Search for the truth

Last summer, HSJ highlighted several new concerns about maternity care at the Shrewsbury and Telford Hospital Trust as the families who were part of an initial group of 23 cases called for the probe to be widened. Although the NHS initially resisted this, health and social care secretary Matt Hancock agreed to broaden the review.

Then, last week, there was widespread criticism of NHS Improvement for what was perceived as an attempt to interfere with the independent review being led by Donna Ockenden by setting up a review panel, which was eventually disbanded after it was revealed many of its members had a conflict of interest. 

Now, in response to those concerns, Ms Ockenden has written to families involved in the inquiry, making it clear her team of experts are determined to “search for the truth”.

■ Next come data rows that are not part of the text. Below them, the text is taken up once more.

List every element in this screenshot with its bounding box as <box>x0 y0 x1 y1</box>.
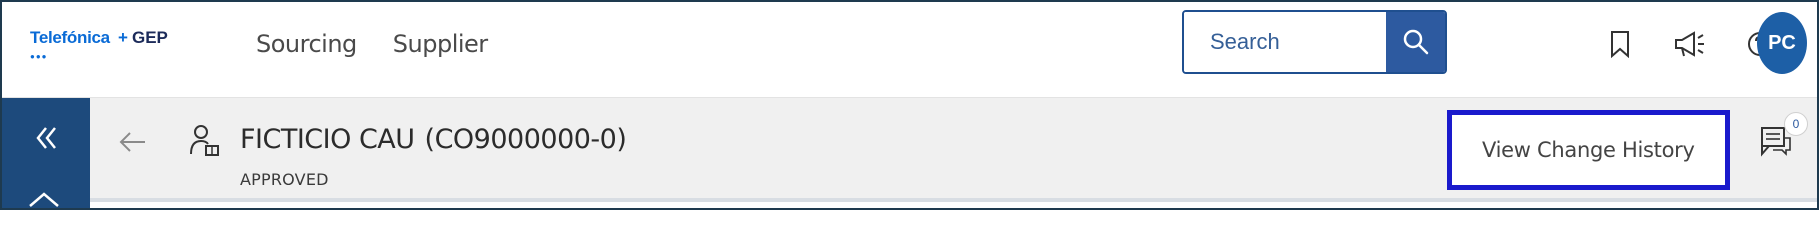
logo-gep-text: GEP <box>132 28 168 47</box>
back-button[interactable] <box>117 126 149 158</box>
page-title: FICTICIO CAU (CO9000000-0) <box>240 124 627 155</box>
home-button[interactable] <box>22 180 66 208</box>
user-avatar[interactable]: PC <box>1757 12 1807 74</box>
comment-count-badge: 0 <box>1784 112 1808 136</box>
status-label: APPROVED <box>240 170 329 189</box>
supplier-name: FICTICIO CAU <box>240 124 415 155</box>
collapse-sidebar-button[interactable] <box>26 118 66 158</box>
supplier-code: (CO9000000-0) <box>424 124 627 155</box>
main-nav: Sourcing Supplier <box>256 30 488 58</box>
company-logo[interactable]: Telefónica + GEP ●●● <box>30 28 200 68</box>
bookmark-icon <box>1611 31 1629 58</box>
megaphone-icon <box>1675 31 1704 57</box>
nav-supplier[interactable]: Supplier <box>393 30 488 58</box>
bookmark-button[interactable] <box>1598 22 1642 66</box>
arrow-left-icon <box>119 132 145 152</box>
logo-plus: + <box>118 28 128 47</box>
logo-dots: ●●● <box>30 52 48 61</box>
search-button[interactable] <box>1386 12 1445 72</box>
sidebar-collapsed <box>2 98 90 208</box>
nav-sourcing[interactable]: Sourcing <box>256 30 357 58</box>
top-header: Telefónica + GEP ●●● Sourcing Supplier S… <box>2 2 1817 98</box>
view-change-history-button[interactable]: View Change History <box>1447 110 1730 190</box>
double-chevron-left-icon <box>36 127 56 149</box>
supplier-icon <box>190 124 220 158</box>
announcements-button[interactable] <box>1668 22 1712 66</box>
app-frame: Telefónica + GEP ●●● Sourcing Supplier S… <box>0 0 1819 210</box>
search-box <box>1182 10 1447 74</box>
search-input[interactable] <box>1184 12 1386 72</box>
home-icon <box>29 192 59 207</box>
search-icon <box>1403 29 1428 55</box>
logo-telefonica-text: Telefónica <box>30 28 110 47</box>
comments-button[interactable]: 0 <box>1759 112 1809 162</box>
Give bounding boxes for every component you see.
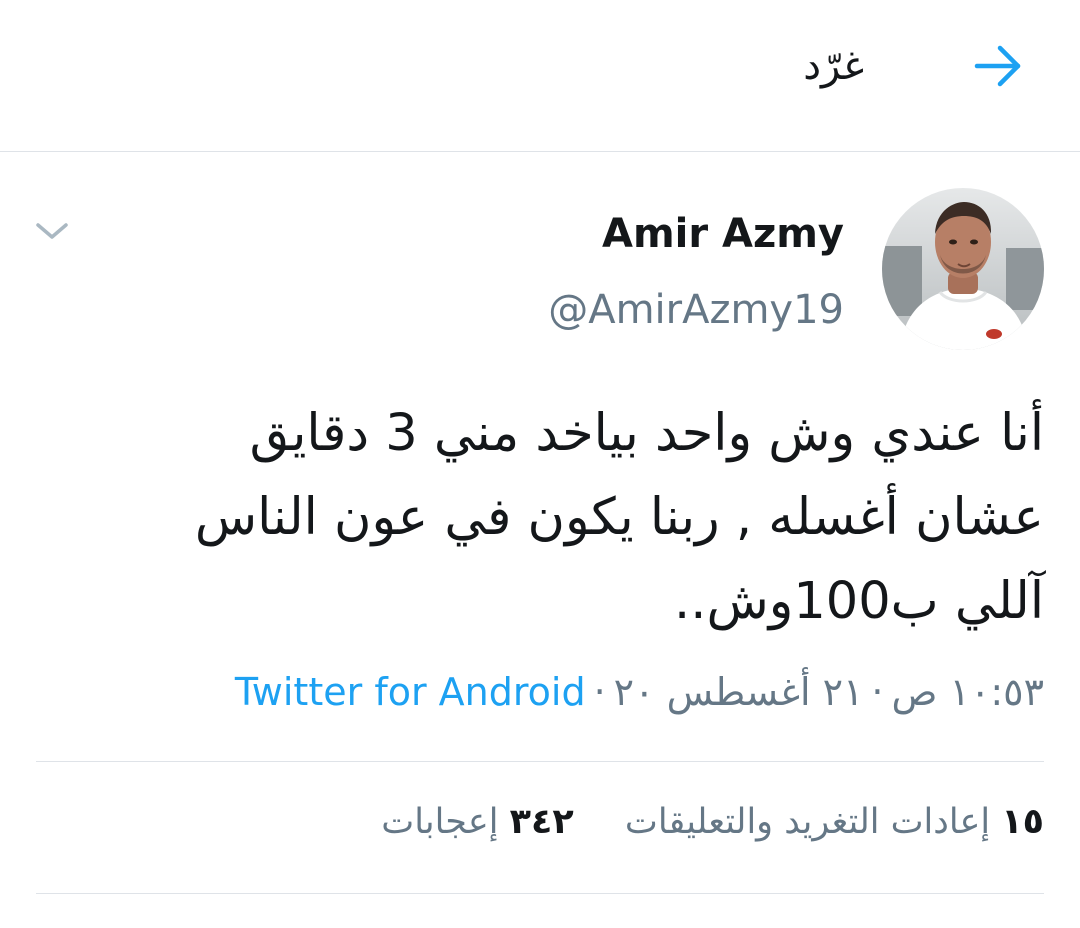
tweet-date: ٢١ أغسطس ٢٠ [613,670,864,714]
page-title: غرّد [803,43,864,89]
meta-separator: · [593,670,606,714]
tweet-text: أنا عندي وش واحد بياخد مني 3 دقايق عشان … [194,404,1044,631]
retweets-count: ١٥ [1001,802,1044,842]
likes-label: إعجابات [381,802,499,842]
display-name[interactable]: Amir Azmy [602,206,844,262]
meta-separator: · [871,670,884,714]
tweet-stats: ١٥ إعادات التغريد والتعليقات ٣٤٢ إعجابات [381,796,1044,848]
arrow-right-icon [974,44,1022,92]
user-handle[interactable]: @AmirAzmy19 [548,282,844,338]
tweet-source-link[interactable]: Twitter for Android [235,670,586,714]
back-button[interactable] [972,44,1024,92]
tweet-time: ١٠:٥٣ ص [891,670,1044,714]
tweet-meta: ١٠:٥٣ ص·٢١ أغسطس ٢٠·Twitter for Android [235,664,1044,720]
retweets-label: إعادات التغريد والتعليقات [624,802,991,842]
top-bar: غرّد [0,0,1080,152]
divider [36,893,1044,894]
retweets-stat[interactable]: ١٥ إعادات التغريد والتعليقات [625,796,1044,848]
tweet-menu-button[interactable] [30,215,74,251]
likes-count: ٣٤٢ [509,802,574,842]
divider [36,761,1044,762]
user-avatar[interactable] [882,188,1044,350]
likes-stat[interactable]: ٣٤٢ إعجابات [381,796,573,848]
chevron-down-icon [35,221,69,245]
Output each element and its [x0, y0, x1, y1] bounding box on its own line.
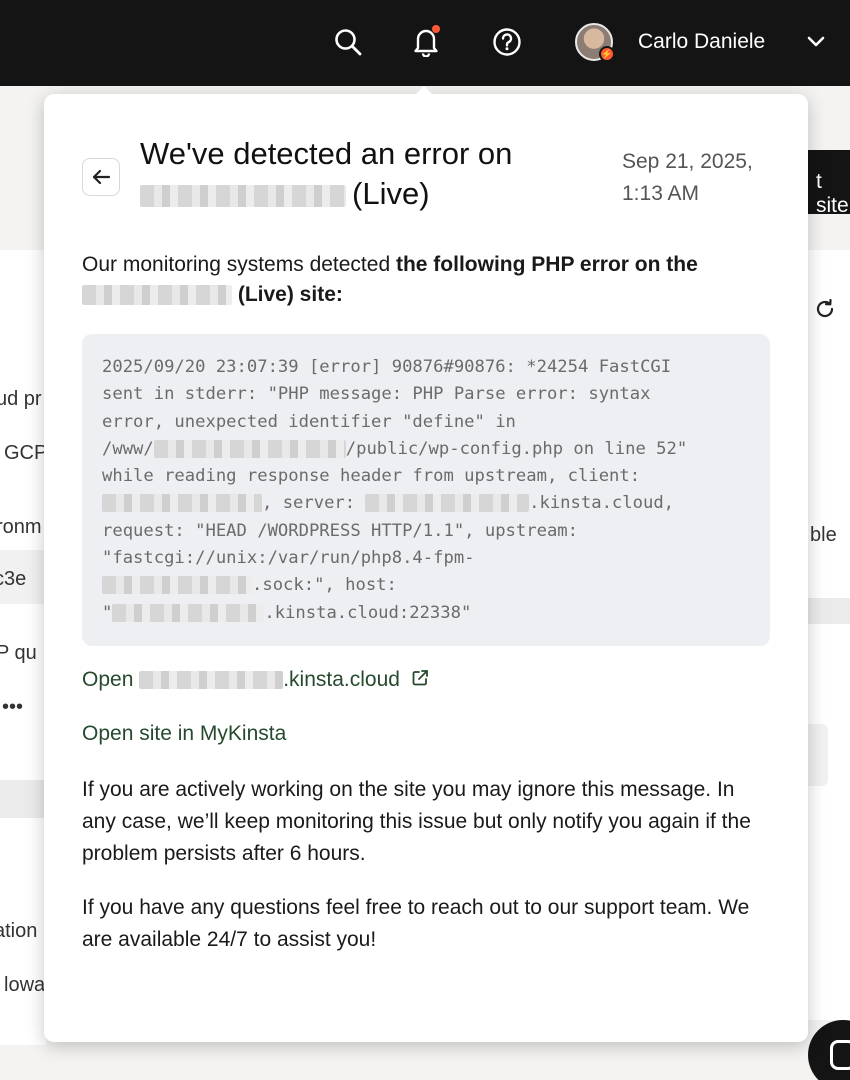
- notification-date: Sep 21, 2025, 1:13 AM: [622, 150, 753, 205]
- background-divider: [0, 780, 46, 818]
- top-navigation-bar: ⚡ Carlo Daniele: [0, 0, 850, 86]
- background-divider: [808, 598, 850, 624]
- arrow-left-icon: [92, 169, 111, 185]
- open-in-mykinsta-link[interactable]: Open site in MyKinsta: [82, 722, 286, 746]
- notification-popup: We've detected an error on (Live) Sep 21…: [44, 94, 808, 1042]
- background-text: lowa: [4, 974, 46, 996]
- redacted-site-name: [140, 184, 346, 207]
- redacted-site-name: [82, 285, 232, 306]
- background-right-panel: [808, 250, 850, 1020]
- search-icon[interactable]: [330, 24, 366, 60]
- popup-arrow: [414, 86, 434, 96]
- external-link-icon: [412, 670, 428, 686]
- info-paragraph: If you are actively working on the site …: [82, 778, 751, 865]
- lightning-badge-icon: ⚡: [599, 46, 615, 62]
- support-paragraph: If you have any questions feel free to r…: [82, 896, 750, 951]
- back-button[interactable]: [82, 158, 120, 196]
- background-text: ronm: [0, 516, 42, 538]
- background-text: c3e: [0, 568, 27, 590]
- user-name[interactable]: Carlo Daniele: [638, 30, 765, 54]
- redacted-path: [153, 439, 346, 458]
- redacted-domain: [139, 671, 284, 690]
- open-site-link[interactable]: Open .kinsta.cloud: [82, 668, 430, 692]
- redacted-socket: [102, 576, 252, 595]
- avatar[interactable]: ⚡: [575, 23, 615, 62]
- chat-button[interactable]: [808, 1020, 850, 1080]
- chat-icon: [830, 1040, 850, 1070]
- notification-title: We've detected an error on (Live): [140, 136, 513, 211]
- refresh-icon[interactable]: [812, 296, 838, 322]
- background-text: •••: [2, 696, 24, 718]
- background-text: ud pr: [0, 388, 42, 410]
- redacted-host: [112, 603, 265, 622]
- chevron-down-icon[interactable]: [804, 30, 828, 54]
- bell-icon[interactable]: [408, 24, 444, 60]
- background-field: [808, 724, 828, 786]
- redacted-client-ip: [102, 494, 262, 513]
- background-text: GCP: [4, 442, 48, 464]
- background-text: ble: [810, 524, 837, 546]
- error-log-block: 2025/09/20 23:07:39 [error] 90876#90876:…: [82, 334, 770, 646]
- background-text: ation: [0, 920, 38, 942]
- intro-text: Our monitoring systems detected the foll…: [82, 253, 698, 306]
- background-text: P qu: [0, 642, 37, 664]
- notification-dot: [432, 25, 440, 33]
- redacted-server: [365, 494, 530, 513]
- help-icon[interactable]: [489, 24, 525, 60]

We also learned from the message that the review is looking at more than 250 separate cases – more than 10 times the initial number.

The Shrewsbury and Telford Hospital Trust – which the CQC rated “inadequate” last year, while highlighting ongoing maternity safety concerns –  initially accused HSJ of inaccurate reporting around the expansion of concerns. It has continually insisted its maternity services are safe.

Ms Ockenden’s message reveals the concerns about care standards at Shrewsbury and Telford are sufficiently widespread, with hundreds of families potentially affected.

It will be interesting to see how the board’s “culture of defensiveness”, as the CQC’s inspectors branded it, fares when faced with Ms Ockenden’s final report.